The consultants — Consultants are to candidates what Bob Baffert is to horses. Over time, if you win enough races, a consultant becomes a bigger name than any individual horse, err, candidate. Tuesday isn’t so much about any single race as it is one consultant’s stable of clients versus another’s. The big names on the Republican side are Pat Bainter of Data Targeting, Randy Nielsen and Rich Johnston of Public Concepts, Anthony Pedicini of Strategic Image Management, and Brett Doster of Front Line Strategies. Also playing in a handful of races are A-listers like Marc Reichelderfer, and Enwright Rimes, in addition to a host of other consultants like Mark Zubaly, James Blair, Max Goodman, Brian Graham, and Terry Miller. There are a slew of other consultants working at various levels, whether it be Erin Isaac, who is, probably, handling communications for the most Republican clients, or pollsters or Super PAC’ers. For the Democrats, the consultants involved in the most races are Eric Johnson, Reggie Cardozo, Christian Ulvert, and Steve Vancore.
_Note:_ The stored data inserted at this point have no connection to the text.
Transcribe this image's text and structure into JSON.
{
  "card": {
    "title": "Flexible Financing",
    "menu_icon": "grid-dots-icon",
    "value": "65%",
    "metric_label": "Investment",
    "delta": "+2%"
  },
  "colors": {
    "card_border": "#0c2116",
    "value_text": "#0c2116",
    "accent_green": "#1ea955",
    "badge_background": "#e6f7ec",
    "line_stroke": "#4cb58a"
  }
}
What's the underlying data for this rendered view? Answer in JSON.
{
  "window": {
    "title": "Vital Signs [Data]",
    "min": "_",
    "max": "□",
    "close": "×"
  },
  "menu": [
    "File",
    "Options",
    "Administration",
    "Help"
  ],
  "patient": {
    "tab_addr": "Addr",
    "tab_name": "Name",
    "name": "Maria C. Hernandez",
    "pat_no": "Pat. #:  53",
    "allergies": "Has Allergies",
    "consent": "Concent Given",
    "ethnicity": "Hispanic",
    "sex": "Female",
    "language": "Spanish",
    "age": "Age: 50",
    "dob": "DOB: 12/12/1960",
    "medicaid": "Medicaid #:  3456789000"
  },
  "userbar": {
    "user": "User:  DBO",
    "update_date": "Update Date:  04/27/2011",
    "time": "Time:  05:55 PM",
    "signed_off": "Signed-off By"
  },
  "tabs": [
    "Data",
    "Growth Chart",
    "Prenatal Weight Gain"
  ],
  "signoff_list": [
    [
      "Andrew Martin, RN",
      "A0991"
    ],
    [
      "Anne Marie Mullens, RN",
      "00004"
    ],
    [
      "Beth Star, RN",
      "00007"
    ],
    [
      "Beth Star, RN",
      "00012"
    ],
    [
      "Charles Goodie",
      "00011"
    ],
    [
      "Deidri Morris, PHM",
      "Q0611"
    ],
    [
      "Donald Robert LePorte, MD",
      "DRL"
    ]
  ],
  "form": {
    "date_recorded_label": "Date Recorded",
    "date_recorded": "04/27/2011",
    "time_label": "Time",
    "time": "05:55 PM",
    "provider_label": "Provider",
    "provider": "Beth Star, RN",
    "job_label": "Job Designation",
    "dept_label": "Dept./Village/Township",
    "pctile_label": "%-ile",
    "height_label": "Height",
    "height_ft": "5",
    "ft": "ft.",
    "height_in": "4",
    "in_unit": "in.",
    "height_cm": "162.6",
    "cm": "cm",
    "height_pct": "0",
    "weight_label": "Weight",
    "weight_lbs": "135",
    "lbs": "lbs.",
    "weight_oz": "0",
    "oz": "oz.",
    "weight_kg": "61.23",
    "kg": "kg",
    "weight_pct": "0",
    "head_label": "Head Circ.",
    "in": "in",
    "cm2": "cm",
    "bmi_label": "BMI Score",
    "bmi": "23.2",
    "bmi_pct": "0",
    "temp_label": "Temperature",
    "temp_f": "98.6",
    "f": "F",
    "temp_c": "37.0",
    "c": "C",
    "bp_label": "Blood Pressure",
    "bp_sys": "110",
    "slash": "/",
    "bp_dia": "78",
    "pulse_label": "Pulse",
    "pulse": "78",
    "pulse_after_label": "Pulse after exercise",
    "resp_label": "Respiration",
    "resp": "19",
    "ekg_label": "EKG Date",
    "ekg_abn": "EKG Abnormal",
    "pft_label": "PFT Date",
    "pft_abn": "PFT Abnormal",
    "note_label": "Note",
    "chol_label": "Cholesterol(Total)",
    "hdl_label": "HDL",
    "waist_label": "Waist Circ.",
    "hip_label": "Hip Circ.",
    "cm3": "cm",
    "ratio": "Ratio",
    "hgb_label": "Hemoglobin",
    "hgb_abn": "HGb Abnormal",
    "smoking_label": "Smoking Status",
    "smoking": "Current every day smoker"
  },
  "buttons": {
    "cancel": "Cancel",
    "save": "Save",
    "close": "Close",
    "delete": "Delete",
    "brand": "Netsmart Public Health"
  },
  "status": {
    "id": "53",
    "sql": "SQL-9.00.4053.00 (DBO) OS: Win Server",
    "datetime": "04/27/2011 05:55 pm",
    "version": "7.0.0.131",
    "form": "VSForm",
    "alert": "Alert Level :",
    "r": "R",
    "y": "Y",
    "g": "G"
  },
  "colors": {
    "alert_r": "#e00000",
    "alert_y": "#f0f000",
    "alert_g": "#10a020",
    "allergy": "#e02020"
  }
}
NRA — Voting against the post-Parkland gun bill could pay dividends for Donalds, the lone candidate in the CD 19 primary to shoot it down. The vote landed him the National Rifle Association’s endorsement and put Rep. Dane Eagle on the bad side of a direct mail campaign. It was nothing short of a big fat L for Eagle, who was considered a frontrunner in Florida’s 19th Congressional District for the first couple months after U.S. Rep. Francis Rooney announced his retirement. In past Republican primary elections, the NRA’s endorsement has packed a punch. It seems that truth will hold on Tuesday — Donalds has been racking up endorsements from the likes of U.S. Sen. Rand Paul and the majority of outside spending in the final stretch has been aimed at boosting him or tearing down his opponents.
Leadership races — You know what won’t be decided on Tuesday? Leadership races in the Florida Senate or House. Ten years ago (remember Aaron Bean vs. Mike Weinstein or Jeff Brandes vs. Jim Frishe?), the primaries were where inter-party races to decide who would, far off in the future, be Senate President or House Speaker were won and lost. But the Senate seems to have moved away from that format and so the shape of Ben Albritton vs. Manny Diaz won’t change much come Tuesday. In fact, some Republicans believe the party will be lucky to still be in charge by the time one of them would take the gavel. As for the House, the “reforms” implemented by Richard Corcoran and Oliva really have stifled the early jockeying for leadership. If there is a Speaker’s race underway after Danny Perez’s term, we don’t know about it.
Certainly there are a lot of other forces colliding on Tuesday. Is one industry (the doctors … the trial lawyers?) making a play that we don’t see?
As they say on the subway, if you see something, say something.